Does anyone question that the presence of social anxiety is in no way an accurate indicator of what people actually think of us? Most sufferers I’ve known, myself included, generally understand that their fears do not represent reality. In fact, one of my favorite mantras when I am suffering from a bout of anxiety is the gentle reminder that in all my life, almost nothing I have ever been anxious about has ever been true. Experiencing social anxiety isn’t in itself evidence that a thought like, “Everyone secretly judges me and thinks I’m stupid” is true. What it’s pointing to instead is a need for reassurance, because one’s self-esteem or confidence has been challenged in some way. The purpose of emotional validation in this example is to essentially communicate that it’s okay and completely understandable why someone might feel that way, and that they deserve to be reassured that their fears aren’t true. This leads into our overarching question:
Are emotions valid?
Emotions are valid in the sense that they simply are what they are and we do not control when they arise (do you control when you feel hungry or sleepy?) However, emotions do not represent objective truth about our external environment or other people – they represent OUR truth, about what we feel and whether our needs are satisfied. The fact that we feel an emotion at all validates the psychological need or experience it represents, just as feeling hunger is sufficient enough reason to believe we need sustenance. Feeling grief validates that we have experienced a loss, feeling anger validates our need to be respected, and feeling fear validates that we are vulnerable – but all these things can be true contrary to reality. People are messy, and needs and boundaries can be neglected or violated for completely innocuous reasons, and sometimes the triggering event we experience can be entirely abstract! That is why emotions are not sufficient evidence on their own to indict people in the court of law.
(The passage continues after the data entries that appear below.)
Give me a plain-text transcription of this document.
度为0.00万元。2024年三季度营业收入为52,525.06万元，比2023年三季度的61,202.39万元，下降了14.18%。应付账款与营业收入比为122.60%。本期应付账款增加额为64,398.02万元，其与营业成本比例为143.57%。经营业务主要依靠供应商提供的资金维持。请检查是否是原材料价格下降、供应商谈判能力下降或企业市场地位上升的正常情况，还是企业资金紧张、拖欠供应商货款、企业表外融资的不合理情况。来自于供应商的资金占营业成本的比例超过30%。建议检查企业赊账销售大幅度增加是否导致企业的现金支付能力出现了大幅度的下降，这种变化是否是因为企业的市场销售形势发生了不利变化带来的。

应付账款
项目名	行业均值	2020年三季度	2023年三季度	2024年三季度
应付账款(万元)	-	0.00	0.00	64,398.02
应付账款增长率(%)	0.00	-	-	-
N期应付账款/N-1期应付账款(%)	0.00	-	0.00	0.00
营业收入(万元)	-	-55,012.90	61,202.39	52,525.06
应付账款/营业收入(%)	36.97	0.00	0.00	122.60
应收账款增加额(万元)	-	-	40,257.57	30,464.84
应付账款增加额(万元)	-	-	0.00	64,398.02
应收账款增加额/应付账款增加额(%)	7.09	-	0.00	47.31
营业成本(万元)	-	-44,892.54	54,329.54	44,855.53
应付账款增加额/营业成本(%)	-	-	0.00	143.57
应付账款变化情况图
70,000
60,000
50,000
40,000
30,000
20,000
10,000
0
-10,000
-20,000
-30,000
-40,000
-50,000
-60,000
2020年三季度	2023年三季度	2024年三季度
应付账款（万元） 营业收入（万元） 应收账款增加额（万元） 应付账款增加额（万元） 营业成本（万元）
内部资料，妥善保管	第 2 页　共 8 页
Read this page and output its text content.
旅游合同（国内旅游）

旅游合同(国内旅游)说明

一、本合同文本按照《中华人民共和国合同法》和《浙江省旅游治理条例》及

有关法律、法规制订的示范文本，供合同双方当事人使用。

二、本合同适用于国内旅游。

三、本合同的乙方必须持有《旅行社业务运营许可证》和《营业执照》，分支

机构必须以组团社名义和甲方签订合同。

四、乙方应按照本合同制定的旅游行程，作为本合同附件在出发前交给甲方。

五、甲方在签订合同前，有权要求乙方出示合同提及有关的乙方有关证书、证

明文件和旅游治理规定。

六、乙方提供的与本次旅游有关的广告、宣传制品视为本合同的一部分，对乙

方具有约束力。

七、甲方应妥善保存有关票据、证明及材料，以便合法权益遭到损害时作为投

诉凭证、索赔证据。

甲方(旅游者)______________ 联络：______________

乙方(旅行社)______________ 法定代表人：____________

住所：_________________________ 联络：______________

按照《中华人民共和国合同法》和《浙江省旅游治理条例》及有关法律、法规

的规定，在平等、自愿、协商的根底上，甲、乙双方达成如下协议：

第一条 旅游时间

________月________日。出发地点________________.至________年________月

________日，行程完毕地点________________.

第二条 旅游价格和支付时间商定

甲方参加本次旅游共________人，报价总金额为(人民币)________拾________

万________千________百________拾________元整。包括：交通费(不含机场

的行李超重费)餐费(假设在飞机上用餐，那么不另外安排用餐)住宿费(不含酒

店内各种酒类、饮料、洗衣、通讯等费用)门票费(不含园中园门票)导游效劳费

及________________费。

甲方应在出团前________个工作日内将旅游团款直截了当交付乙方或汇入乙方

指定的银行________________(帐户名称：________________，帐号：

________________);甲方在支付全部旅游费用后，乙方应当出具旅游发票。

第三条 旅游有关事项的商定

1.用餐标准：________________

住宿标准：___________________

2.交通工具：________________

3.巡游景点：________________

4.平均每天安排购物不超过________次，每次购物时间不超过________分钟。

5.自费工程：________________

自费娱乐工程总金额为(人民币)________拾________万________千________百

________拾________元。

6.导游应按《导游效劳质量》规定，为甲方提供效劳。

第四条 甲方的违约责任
Ultimately the lesson here is that we all benefit from trying to understand what our emotions are trying to tell us about ourselves. When you shift the focus away from the external and bring it back to your needs, it becomes a lot easier to identify and create solutions. This is what emotional validation is for. If emotions represented the truth of reality, then us neurotic folk would be hopeless. However, knowing that they instead signal us to address our needs and that those needs are real and important, we become empowered.